Finn Carter:        Well that probably rules out the Monty Python example I was going to use, as well as all the dead baby jokes. What other examples can I use...
Ben James:         Let’s end this discussion here, shall we. It’s depressing me.
Finn Carter:        Fair enough. What else shall we talk about?
Ben James:         How does God know that he knows what he knows.
Finn Carter:        Sorry?
Ben James:         It occurred to me that if you apply the concept of Cartesian doubt to God, the only thing that God could possibly actually know is his own existence – He has no way of knowing that he isn’t being fooled by an evil demon, any more than we do. Which means that he’s not omniscient at all. And if he does know somehow, that has fascinating theological and philosophical implications.
Finn Carter:        Ben.

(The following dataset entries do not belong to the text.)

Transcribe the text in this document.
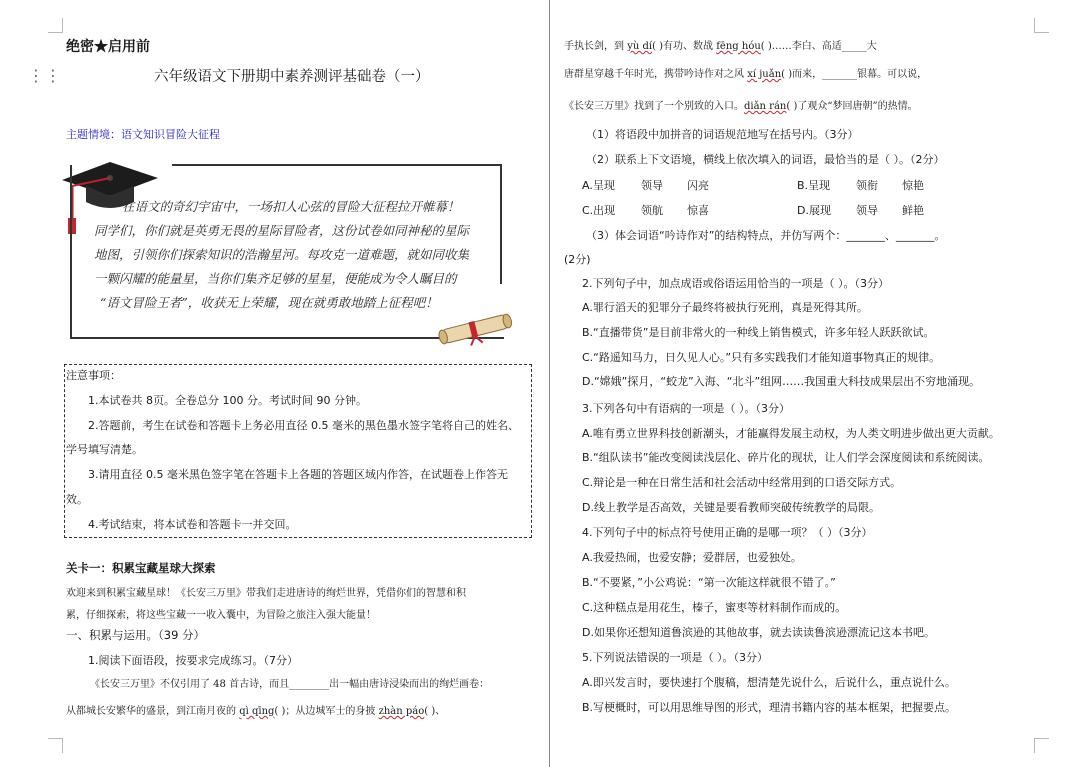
⋮⋮
绝密★启用前
六年级语文下册期中素养测评基础卷（一）
主题情境：语文知识冒险大征程
在语文的奇幻宇宙中，一场扣人心弦的冒险大征程拉开帷幕！
同学们，你们就是英勇无畏的星际冒险者，这份试卷如同神秘的星际
地图，引领你们探索知识的浩瀚星河。每攻克一道难题，就如同收集
一颗闪耀的能量星，当你们集齐足够的星星，便能成为令人瞩目的
“语文冒险王者”，收获无上荣耀，现在就勇敢地踏上征程吧！
注意事项：
1.本试卷共 8页。全卷总分 100 分。考试时间 90 分钟。
2.答题前，考生在试卷和答题卡上务必用直径 0.5 毫米的黑色墨水签字笔将自己的姓名、
学号填写清楚。
3.请用直径 0.5 毫米黑色签字笔在答题卡上各题的答题区域内作答，在试题卷上作答无
效。
4.考试结束，将本试卷和答题卡一并交回。
关卡一：积累宝藏星球大探索
欢迎来到积累宝藏星球！《长安三万里》带我们走进唐诗的绚烂世界，凭借你们的智慧和积
累，仔细探索，将这些宝藏一一收入囊中，为冒险之旅注入强大能量！
一、积累与运用。（39 分）
1.阅读下面语段，按要求完成练习。（7分）
《长安三万里》不仅引用了 48 首古诗，而且________出一幅由唐诗浸染而出的绚烂画卷：
从都城长安繁华的盛景，到江南月夜的 qì qīng( )；从边城军士的身披 zhàn páo( )、
手执长剑，到 yù dí( )有功、数战 fēng hóu( )……李白、高适_____大
唐群星穿越千年时光，携带吟诗作对之风 xí juǎn( )而来，_______银幕。可以说，
《长安三万里》找到了一个别致的入口。diǎn rán( )了观众“梦回唐朝”的热情。
（1）将语段中加拼音的词语规范地写在括号内。（3分）
（2）联系上下文语境，横线上依次填入的词语，最恰当的是（ ）。（2分）
A.呈现 领导 闪亮	B.呈现 领衔 惊艳
C.出现 领航 惊喜	D.展现 领导 鲜艳
（3）体会词语“吟诗作对”的结构特点，并仿写两个：_______、_______。
(2分)
2.下列句子中，加点成语或俗语运用恰当的一项是（ ）。（3分）
A.罪行滔天的犯罪分子最终将被执行死刑，真是死得其所。
B.“直播带货”是目前非常火的一种线上销售模式，许多年轻人跃跃欲试。
C.“路遥知马力，日久见人心。”只有多实践我们才能知道事物真正的规律。
D.“嫦娥”探月，“蛟龙”入海、“北斗”组网……我国重大科技成果层出不穷地涌现。
3.下列各句中有语病的一项是（ ）。（3分）
A.唯有勇立世界科技创新潮头，才能赢得发展主动权，为人类文明进步做出更大贡献。
B.“组队读书”能改变阅读浅层化、碎片化的现状，让人们学会深度阅读和系统阅读。
C.辩论是一种在日常生活和社会活动中经常用到的口语交际方式。
D.线上教学是否高效，关键是要看教师突破传统教学的局限。
4.下列句子中的标点符号使用正确的是哪一项？（ ）（3分）
A.我爱热闹，也爱安静；爱群居，也爱独处。
B.“不要紧，”小公鸡说：“第一次能这样就很不错了。”
C.这种糕点是用花生，榛子，蜜枣等材料制作而成的。
D.如果你还想知道鲁滨逊的其他故事，就去读读鲁滨逊漂流记这本书吧。
5.下列说法错误的一项是（ ）。（3分）
A.即兴发言时，要快速打个腹稿，想清楚先说什么，后说什么，重点说什么。
B.写梗概时，可以用思维导图的形式，理清书籍内容的基本框架，把握要点。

You do know that there is no God, don’t you?
Ben James:         You don’t know that.
Finn Carter:        Last week the president was devoured by extra dimensional horrors. There is no God.
Ben James:         That is pretty hard to explain. Maybe Cthulhu is necessary to a consistent universe. Maybe it’s a test of faith. Maybe it was actually a fallen angel. Also, I thought he was killed by a bomb.
Finn Carter:        You don’t think we’d tell people about something like that, do you? Of course, it helped that all the witnesses were driven to gibbering insanity.